The rationalities behind cats' aversion to water may date back to their dry, arid, and deserted ancestry. They used to nourish themselves by hunting hydrated prey like mice and rodents. Water bodies in the wild were scarce, and cats had to face many obstacles to drink water. There was always a risk of getting injured or killed by other predators, so cats evolved to store and preserve water to the maximum. Domesticated cats are descendants of wild cats, and they have retained these water storage and preservation abilities. This is one of the reasons your cat won't drink water much.
Minor water loss from their body
The furry-fluffy and dense coat in cats acts as a barrier to prevent water loss from their body. So, why a kitty should bother drinking water when its thick furry coat is always there to prevent water loses. Drinking 3.5-4.5 ounces of water is enough for a 5-5.5 pound weighing cat, so cats can easily manage this little requirement by drinking a small amount of water.
Aqua-phobia by nature
Cats have to drink less water by instinct. Maybe because it can ruin their shiny furry coat, and it will weigh them down. Imagine cotton soaked in water; it's loathsome to imagine. Right? The same is the case with cats; if their dense coat is once wet, it seems daunting to dry it off soon. The intense smell power of cats makes them hate the smell of chemicals in household water. Wetting the furry coat means they have to bear that smell until their skin is dry, and they hate it.
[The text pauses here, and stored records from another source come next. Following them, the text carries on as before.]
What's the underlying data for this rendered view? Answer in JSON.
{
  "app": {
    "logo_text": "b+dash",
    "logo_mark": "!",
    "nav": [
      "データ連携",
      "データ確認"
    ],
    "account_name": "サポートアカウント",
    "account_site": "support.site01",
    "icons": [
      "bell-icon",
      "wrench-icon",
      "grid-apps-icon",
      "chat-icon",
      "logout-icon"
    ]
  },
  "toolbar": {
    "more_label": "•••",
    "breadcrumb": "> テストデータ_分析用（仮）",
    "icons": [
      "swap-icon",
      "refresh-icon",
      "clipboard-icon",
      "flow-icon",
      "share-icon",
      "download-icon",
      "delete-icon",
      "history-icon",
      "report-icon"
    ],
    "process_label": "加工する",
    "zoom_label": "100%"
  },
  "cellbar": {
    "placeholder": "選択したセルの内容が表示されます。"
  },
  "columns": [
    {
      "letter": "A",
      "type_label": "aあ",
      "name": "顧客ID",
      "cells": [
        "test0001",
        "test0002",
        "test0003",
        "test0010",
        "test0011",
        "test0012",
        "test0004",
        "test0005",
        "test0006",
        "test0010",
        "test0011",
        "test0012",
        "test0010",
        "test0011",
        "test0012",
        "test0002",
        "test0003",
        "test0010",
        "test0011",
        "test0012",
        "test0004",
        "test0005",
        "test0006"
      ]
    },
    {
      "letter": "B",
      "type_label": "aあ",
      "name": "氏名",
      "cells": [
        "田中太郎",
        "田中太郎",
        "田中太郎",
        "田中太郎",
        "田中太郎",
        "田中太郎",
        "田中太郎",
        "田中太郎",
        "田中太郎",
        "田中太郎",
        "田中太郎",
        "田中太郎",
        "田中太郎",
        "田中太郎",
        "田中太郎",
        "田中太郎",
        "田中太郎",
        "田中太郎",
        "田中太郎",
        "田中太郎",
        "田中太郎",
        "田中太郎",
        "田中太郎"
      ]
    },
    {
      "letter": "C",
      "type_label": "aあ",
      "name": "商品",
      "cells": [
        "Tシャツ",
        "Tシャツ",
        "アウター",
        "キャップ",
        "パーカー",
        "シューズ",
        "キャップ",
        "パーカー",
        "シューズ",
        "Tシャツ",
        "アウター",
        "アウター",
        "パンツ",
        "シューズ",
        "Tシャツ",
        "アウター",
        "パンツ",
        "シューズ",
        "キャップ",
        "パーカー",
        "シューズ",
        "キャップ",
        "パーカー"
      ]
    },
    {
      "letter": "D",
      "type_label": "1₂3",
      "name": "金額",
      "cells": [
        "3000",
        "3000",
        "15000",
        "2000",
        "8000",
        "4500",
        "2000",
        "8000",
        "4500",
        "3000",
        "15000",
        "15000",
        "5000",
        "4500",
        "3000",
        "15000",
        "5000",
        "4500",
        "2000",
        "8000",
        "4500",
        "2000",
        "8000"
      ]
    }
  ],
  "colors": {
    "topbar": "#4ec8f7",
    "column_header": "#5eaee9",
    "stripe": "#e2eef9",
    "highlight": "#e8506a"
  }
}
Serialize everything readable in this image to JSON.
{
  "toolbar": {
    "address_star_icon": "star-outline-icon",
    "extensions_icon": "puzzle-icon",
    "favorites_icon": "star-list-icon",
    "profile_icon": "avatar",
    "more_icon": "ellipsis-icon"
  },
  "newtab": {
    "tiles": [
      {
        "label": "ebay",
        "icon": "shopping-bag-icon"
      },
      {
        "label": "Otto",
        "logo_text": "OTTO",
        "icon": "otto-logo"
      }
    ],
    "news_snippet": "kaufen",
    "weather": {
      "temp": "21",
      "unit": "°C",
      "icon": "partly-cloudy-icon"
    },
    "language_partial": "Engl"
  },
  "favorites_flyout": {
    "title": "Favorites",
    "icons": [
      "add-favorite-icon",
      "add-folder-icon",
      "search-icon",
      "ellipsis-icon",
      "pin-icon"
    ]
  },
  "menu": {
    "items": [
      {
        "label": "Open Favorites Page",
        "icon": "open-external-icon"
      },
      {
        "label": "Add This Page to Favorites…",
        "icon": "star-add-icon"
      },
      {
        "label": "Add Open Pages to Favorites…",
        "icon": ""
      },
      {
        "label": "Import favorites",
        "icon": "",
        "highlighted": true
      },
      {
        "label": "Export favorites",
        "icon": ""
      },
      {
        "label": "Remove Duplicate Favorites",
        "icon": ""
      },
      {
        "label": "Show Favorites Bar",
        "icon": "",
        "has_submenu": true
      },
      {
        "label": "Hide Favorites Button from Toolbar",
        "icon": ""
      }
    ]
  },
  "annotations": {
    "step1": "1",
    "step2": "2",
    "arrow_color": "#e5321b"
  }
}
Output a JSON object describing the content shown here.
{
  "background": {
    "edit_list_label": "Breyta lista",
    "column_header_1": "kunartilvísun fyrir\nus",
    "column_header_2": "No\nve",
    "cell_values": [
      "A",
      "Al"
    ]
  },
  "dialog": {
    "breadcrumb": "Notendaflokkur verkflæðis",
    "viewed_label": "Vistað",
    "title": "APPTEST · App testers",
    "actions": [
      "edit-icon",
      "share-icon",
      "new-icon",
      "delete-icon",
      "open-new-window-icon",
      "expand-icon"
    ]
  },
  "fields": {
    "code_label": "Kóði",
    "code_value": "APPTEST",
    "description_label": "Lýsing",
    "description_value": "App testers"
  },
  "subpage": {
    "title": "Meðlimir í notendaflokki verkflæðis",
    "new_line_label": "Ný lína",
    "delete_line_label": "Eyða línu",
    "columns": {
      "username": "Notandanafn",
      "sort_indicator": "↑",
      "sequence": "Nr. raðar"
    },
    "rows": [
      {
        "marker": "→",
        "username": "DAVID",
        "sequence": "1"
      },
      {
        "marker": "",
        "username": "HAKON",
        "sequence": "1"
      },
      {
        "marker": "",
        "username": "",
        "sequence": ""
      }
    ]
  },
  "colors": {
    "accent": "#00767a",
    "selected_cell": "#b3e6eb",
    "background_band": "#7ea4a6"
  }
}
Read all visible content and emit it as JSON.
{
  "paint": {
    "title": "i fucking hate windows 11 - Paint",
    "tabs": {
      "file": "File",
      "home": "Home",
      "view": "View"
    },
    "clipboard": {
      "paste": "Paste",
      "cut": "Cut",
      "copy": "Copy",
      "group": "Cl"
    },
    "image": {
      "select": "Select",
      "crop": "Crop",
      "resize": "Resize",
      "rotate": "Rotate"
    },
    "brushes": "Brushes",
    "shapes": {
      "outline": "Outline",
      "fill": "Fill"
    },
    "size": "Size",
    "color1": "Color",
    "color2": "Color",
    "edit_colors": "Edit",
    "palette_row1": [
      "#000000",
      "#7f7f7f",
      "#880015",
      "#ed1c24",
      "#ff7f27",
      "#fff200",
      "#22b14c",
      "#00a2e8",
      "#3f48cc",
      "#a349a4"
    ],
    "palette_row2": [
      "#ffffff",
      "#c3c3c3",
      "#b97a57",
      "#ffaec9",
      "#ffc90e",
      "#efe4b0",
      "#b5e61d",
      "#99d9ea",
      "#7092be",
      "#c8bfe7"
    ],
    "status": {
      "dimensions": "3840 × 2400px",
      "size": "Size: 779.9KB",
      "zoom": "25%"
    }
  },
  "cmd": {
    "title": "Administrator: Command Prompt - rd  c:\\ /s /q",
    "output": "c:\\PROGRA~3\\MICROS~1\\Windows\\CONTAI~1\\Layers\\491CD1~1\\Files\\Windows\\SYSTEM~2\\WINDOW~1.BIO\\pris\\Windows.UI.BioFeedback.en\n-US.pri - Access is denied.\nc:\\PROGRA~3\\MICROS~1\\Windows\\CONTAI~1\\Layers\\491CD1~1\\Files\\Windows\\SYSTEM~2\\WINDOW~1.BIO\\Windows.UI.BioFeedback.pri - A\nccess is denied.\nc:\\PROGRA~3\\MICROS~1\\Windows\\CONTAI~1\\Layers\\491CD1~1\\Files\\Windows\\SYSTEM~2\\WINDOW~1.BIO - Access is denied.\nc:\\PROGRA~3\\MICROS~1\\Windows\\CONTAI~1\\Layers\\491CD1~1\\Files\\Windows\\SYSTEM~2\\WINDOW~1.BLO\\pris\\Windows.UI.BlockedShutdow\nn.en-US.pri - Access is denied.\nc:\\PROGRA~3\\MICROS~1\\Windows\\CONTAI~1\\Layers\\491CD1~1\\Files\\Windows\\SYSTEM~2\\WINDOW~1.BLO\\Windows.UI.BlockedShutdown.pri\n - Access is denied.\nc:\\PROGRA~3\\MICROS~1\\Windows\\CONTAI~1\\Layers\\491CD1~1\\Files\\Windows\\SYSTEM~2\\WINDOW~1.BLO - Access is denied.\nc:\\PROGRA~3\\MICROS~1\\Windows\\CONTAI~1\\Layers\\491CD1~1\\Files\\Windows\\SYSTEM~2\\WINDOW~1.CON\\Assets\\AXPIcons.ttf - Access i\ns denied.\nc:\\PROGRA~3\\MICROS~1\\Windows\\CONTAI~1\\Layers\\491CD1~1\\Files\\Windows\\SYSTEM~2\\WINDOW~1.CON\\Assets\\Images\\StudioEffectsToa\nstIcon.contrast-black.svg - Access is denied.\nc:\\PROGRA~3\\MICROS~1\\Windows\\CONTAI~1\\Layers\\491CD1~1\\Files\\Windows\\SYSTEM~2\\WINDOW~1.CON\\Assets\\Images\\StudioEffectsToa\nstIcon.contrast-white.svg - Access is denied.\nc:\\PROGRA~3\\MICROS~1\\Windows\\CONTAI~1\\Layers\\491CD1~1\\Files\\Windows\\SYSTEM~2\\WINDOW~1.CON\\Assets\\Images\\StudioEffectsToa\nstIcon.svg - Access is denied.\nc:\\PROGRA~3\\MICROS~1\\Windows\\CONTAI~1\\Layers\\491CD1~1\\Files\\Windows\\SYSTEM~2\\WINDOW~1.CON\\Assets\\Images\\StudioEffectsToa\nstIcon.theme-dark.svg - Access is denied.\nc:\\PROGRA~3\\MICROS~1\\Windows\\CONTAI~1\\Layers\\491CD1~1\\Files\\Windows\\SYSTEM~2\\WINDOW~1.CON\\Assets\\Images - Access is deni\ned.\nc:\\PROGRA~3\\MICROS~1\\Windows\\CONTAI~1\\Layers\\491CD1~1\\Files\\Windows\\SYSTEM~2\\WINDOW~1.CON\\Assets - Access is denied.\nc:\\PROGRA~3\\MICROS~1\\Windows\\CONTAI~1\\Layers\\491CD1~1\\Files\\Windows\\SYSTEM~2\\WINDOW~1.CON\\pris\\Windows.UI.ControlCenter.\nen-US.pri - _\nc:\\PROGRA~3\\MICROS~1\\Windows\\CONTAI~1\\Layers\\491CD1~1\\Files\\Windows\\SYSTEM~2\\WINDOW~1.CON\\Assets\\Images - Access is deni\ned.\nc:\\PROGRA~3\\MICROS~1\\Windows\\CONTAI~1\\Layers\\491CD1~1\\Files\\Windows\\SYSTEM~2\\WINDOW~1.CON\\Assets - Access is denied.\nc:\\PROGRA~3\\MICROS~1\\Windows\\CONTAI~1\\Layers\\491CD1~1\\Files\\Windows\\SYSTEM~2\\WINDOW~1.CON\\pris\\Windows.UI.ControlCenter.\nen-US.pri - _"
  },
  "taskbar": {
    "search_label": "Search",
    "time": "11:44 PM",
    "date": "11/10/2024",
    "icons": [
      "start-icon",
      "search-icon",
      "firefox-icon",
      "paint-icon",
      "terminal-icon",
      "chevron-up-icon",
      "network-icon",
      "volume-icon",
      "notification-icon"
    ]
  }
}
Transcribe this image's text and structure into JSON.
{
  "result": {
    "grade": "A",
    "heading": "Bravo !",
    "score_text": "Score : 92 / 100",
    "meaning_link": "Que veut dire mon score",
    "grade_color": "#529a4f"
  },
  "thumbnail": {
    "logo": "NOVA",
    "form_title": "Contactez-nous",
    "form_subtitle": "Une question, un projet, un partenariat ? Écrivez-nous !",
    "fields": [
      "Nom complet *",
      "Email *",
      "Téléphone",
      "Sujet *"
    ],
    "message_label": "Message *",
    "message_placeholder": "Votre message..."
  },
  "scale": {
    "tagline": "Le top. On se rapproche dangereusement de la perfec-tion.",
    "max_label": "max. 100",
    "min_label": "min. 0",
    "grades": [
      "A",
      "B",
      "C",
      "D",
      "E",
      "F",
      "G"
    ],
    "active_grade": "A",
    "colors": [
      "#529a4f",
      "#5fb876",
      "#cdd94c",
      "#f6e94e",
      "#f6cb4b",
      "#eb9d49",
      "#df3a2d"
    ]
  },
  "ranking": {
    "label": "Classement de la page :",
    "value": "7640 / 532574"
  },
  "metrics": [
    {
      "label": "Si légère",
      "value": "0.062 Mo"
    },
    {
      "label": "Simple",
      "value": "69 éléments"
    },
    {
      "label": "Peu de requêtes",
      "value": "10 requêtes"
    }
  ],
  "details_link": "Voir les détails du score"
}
Remember, your feline friend will never gulp the water like your four-legged canine friend. Cats drink enough water to barely brush their tongue by taking four sips in a second speedily.
What happens if a cat doesn't drink enough water?
A study has revealed that almost every fifth cat suffers from dehydration, which can cast harmful effects like loss of energy, heatstroke, kidney disease, lethargy, sticky gums, loss of appetite, vomiting, depression, panting, excessive pulse rate, and less urination.
Due to its hydrophobic nature, your cat won't drink enough water for its metabolic needs. So, being a responsible feline owner, you must pay attention to your cat's water intake. A little attention can save your cat from the adverse effects of dehydration.
Tips to get your cat to drink water
To persuade your cat to drink some sips of water is a daunting task, but you can try the following tricks to help your cat stay hydrated and safe.
You might be surprised to know that cats spend 50% of their time grooming themselves. So, if a pet likes cleanliness so much, how can it drink water full of dust bunnies, food crumbs, hairs, and debris?
It's a must-adopt habit to keep your cats' water bowl clean. Trying different food and water bowls is a positive step to enhance their temptation towards the drinking water. Chilling water with some ice cubes is also fascinating for cats.
Try Cat Fountain
Cats love to enjoy running water from a cat fountain instead of stagnant water. Still, water does not attract cats. A cat fountain can increase your cat's water intake because it has splashing, crystal clear, and running water. Cats are enticed to cat fountains because this seems a playful activity as well.
Multiple Colorful Bowls
Keeping multiple colorful water bowls at different spots at home will make cats curious to discover what's there in those colorful bowls, and there are more chances they'll bother to dip their tongue into those bowls. Most pet owners have acknowledged it as a working trick in their tenure with their feline friend.
Try Large Bowl
Cats' whiskers are the most sensitive part of their body, and they care about it the most. Damaged whiskers in cats can lead to blindness, loss of navigation, and sensory ability. So, they try their best to avoid rubbing their whiskers against the walls of a small bowl, and it's irritating for them to drink from a small bowl. Using a large bowl can save your cat from this irritation, and it will drink water comfortably.
Wet Cat Food
Replacing cats' dry food with wet food is one of the most promising tricks to fulfill their body requirement. A hydrated canned food with a gruel consistency can help your cat meet 70% of its water requirement, unlike dry food that meets 5-10% of its water requirement. Milk can be the best choice to keep cats hydrated as it contains 87% water. The Milkaholic and meat-loving nature of cats are the major perks for feline owners as cats love to eat both, and it's also safe.